Akechi stepped into the Velvet Room for the first time in years. The door had always been there, lingering at the edges of his reality, but he had ignored it, unwilling to face what might be waiting on the other side.
The room was as he remembered—dim, blue light coming from the blue velvet draped over the walls of the courtroom. But something was different. No long nosed man or some forgettable 'attendant.' He wasn't seated at the judge's stand, as he was last time, instead at the defendant's table, his wrists cuffed.

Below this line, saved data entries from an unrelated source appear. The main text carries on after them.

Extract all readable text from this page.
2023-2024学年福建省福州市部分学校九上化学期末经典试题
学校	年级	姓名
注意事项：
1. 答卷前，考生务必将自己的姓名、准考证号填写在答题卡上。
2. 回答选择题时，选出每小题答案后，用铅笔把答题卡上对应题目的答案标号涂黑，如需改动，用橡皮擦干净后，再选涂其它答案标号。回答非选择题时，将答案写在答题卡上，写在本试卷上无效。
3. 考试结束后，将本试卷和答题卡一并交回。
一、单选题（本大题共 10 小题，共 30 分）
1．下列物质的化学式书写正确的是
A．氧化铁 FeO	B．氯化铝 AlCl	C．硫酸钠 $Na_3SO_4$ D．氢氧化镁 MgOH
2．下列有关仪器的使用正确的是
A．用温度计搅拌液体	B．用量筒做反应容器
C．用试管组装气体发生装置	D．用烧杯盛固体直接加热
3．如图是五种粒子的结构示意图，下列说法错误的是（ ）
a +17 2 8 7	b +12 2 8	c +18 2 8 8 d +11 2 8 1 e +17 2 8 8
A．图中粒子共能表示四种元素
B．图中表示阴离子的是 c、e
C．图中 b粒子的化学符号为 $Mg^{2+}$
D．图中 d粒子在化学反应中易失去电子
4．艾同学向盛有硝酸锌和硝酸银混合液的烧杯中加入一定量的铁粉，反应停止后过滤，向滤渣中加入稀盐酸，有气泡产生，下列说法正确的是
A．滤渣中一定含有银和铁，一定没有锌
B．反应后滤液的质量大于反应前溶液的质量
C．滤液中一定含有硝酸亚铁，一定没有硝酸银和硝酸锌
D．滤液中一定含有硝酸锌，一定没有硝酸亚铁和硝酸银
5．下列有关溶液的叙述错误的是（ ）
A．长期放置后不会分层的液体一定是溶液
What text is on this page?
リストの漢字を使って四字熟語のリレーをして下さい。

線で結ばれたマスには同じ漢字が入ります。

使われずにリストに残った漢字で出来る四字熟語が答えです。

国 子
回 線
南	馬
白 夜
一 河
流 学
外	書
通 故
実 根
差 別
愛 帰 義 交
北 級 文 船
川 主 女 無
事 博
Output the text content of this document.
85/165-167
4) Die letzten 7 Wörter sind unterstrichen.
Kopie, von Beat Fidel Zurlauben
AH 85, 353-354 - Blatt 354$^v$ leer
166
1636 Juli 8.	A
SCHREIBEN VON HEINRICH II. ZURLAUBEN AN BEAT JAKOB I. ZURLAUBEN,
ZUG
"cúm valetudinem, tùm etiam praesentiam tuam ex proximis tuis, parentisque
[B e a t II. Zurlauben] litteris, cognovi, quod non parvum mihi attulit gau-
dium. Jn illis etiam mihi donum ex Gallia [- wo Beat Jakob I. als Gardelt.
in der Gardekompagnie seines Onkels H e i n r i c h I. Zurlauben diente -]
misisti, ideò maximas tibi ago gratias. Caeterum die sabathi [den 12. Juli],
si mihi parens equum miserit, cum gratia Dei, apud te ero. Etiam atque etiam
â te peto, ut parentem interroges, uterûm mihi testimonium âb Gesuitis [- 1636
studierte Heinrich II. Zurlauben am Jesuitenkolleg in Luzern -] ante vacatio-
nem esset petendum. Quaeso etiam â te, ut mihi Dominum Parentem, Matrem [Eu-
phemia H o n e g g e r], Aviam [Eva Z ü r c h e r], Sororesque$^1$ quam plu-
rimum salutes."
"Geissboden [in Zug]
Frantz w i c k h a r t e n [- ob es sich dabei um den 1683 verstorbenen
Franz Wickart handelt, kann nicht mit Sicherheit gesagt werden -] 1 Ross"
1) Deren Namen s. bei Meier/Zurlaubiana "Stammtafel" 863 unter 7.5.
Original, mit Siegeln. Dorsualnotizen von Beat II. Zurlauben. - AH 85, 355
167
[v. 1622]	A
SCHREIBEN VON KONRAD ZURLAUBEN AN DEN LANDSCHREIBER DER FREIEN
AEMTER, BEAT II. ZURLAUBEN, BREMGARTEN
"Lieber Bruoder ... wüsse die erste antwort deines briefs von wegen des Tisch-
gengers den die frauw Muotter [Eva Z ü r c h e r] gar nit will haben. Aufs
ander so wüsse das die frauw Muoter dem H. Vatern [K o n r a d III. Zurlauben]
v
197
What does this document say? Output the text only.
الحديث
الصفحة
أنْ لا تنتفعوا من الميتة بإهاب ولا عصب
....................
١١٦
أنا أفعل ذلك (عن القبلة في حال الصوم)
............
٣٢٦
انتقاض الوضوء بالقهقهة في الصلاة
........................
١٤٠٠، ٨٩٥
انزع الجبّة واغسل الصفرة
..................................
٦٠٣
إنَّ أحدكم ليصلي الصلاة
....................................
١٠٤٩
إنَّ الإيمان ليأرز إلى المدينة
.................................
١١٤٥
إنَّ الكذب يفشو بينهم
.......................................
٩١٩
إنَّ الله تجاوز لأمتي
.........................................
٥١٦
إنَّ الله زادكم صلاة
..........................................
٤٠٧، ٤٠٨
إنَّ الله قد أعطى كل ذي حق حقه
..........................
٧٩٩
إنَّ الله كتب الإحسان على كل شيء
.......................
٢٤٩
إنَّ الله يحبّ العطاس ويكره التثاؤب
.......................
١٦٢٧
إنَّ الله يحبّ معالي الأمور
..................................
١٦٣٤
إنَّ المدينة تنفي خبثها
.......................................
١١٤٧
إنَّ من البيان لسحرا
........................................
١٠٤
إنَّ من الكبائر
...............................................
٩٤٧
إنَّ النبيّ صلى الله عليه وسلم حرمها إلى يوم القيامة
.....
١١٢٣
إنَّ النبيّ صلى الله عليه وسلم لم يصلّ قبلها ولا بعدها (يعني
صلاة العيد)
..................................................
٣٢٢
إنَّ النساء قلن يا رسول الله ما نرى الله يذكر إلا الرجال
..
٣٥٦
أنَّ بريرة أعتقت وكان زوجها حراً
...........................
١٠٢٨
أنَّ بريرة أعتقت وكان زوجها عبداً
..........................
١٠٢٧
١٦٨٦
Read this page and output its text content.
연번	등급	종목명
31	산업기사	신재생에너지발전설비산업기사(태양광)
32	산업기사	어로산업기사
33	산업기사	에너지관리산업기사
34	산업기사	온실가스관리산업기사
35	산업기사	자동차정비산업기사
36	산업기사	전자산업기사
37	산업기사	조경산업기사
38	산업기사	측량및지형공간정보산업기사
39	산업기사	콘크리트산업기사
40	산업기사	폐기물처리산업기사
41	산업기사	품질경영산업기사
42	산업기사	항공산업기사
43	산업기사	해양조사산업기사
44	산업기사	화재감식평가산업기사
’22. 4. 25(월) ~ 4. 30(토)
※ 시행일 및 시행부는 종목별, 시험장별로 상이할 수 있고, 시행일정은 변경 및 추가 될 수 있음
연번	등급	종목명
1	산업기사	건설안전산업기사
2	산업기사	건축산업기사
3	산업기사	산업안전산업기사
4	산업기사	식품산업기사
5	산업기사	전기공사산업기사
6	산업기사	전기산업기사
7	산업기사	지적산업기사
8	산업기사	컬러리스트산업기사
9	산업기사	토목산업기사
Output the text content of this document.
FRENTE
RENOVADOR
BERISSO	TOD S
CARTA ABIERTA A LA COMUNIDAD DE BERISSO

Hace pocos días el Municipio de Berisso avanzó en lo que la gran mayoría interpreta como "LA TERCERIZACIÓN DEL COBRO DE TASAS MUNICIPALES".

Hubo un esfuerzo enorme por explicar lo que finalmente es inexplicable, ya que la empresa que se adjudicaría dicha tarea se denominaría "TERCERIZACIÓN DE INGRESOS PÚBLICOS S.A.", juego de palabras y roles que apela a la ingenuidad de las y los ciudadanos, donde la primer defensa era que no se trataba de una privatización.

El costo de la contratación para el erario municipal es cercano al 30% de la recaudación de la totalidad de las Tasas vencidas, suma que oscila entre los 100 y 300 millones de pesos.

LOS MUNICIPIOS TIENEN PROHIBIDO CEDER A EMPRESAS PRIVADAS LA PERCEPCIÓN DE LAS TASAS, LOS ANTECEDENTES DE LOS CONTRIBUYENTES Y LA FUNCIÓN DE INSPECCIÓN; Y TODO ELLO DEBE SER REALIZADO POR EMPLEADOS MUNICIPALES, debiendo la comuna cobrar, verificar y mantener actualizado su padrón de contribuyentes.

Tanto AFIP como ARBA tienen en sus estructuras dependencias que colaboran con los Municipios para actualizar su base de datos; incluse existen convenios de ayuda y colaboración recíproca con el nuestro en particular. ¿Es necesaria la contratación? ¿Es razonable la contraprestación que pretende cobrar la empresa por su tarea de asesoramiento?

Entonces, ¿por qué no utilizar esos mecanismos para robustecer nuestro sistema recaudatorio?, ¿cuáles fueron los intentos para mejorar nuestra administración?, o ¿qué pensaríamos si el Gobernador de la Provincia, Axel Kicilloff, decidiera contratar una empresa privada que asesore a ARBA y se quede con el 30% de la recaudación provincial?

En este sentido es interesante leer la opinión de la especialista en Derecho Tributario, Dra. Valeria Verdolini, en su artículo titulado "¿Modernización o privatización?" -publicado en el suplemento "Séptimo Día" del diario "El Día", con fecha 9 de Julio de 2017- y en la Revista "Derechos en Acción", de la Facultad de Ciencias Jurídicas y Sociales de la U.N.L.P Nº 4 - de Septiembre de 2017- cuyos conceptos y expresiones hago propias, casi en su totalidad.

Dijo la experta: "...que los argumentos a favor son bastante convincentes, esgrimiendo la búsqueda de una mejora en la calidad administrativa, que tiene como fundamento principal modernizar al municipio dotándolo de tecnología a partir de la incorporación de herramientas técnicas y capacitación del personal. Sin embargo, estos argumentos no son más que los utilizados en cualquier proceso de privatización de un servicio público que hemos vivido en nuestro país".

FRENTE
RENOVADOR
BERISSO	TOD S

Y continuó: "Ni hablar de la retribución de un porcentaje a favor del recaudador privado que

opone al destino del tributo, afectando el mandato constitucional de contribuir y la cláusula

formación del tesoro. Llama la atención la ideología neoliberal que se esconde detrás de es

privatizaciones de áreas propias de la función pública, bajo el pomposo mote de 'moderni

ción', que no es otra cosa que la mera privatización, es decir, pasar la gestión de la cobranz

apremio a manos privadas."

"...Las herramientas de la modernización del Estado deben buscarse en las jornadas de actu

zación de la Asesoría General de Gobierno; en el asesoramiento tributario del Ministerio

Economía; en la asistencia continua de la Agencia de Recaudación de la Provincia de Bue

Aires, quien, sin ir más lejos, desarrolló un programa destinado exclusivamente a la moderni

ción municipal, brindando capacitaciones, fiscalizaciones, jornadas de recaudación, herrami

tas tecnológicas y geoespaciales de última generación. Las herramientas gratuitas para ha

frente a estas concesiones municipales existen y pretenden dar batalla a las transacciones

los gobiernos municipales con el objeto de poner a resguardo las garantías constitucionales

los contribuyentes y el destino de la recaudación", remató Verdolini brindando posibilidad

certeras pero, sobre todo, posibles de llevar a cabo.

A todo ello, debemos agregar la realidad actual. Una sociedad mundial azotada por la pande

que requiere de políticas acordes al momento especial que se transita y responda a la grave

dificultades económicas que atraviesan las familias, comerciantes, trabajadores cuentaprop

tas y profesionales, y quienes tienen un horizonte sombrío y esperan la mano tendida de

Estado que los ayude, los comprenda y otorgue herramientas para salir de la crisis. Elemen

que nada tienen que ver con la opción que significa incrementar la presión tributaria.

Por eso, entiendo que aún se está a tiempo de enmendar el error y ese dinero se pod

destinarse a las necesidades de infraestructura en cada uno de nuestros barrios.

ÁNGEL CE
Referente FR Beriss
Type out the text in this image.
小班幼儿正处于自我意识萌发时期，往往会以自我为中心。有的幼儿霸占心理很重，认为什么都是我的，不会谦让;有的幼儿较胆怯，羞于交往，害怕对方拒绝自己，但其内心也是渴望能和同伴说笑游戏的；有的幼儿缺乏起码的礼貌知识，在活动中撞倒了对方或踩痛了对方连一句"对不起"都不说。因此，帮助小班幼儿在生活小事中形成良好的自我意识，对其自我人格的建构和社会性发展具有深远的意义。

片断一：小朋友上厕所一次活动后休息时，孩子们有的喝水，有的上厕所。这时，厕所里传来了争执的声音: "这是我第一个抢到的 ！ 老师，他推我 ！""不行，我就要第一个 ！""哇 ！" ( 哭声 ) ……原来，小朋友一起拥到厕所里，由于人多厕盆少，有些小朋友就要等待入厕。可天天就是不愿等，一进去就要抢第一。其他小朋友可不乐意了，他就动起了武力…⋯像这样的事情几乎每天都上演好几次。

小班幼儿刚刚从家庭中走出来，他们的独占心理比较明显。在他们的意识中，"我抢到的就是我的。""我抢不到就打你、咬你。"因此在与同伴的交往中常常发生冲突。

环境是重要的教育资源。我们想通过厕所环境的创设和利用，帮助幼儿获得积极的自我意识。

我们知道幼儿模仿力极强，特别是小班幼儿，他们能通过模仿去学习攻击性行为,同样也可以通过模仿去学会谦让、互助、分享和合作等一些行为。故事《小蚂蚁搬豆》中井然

Someone stood in the center of the room, clad in the uniform of a Velvet Room attendant. Their presence was strangely familiar, tugging at something buried deep within him. When they turned to face him, Akechi’s breath caught in his throat.
It was you.
But not as he remembered.
Your usual clothes were gone, replaced by the pristine blue of the Velvet Room. Your eyes, once filled with warmth and life, held a distant, otherworldly gaze behind bright yellow pupils. Your hair, an unnatural pure white. And worst of all—you looked at him without recognition.
“You…” He swallowed thickly, his voice barely above a whisper. “You don’t remember me, do you?”
You tilted your head as though trying to grasp a thought just out of reach. “I feel as though I should. But no, I don’t.”
Akechi let out a shaky breath, his carefully built composure beginning to crack. Of all the punishments he had imagined for himself, this was crueler than he could have ever anticipated.
“I see,” he finally murmured, forcing himself to stand straight, his expression unreadable. “So this is what fate has decided for me.”
Akechi had lost you once already. And now, you were standing before him—a mere echo of what you had been. He wanted to grab your hand and tell you everything—who you had been to him, what you had meant.
Instead, he smiled, a hollow thing that barely reached his eyes. “Well then,” he said, voice laced with something unreadable. “I suppose we should get reacquainted, shouldn’t we?”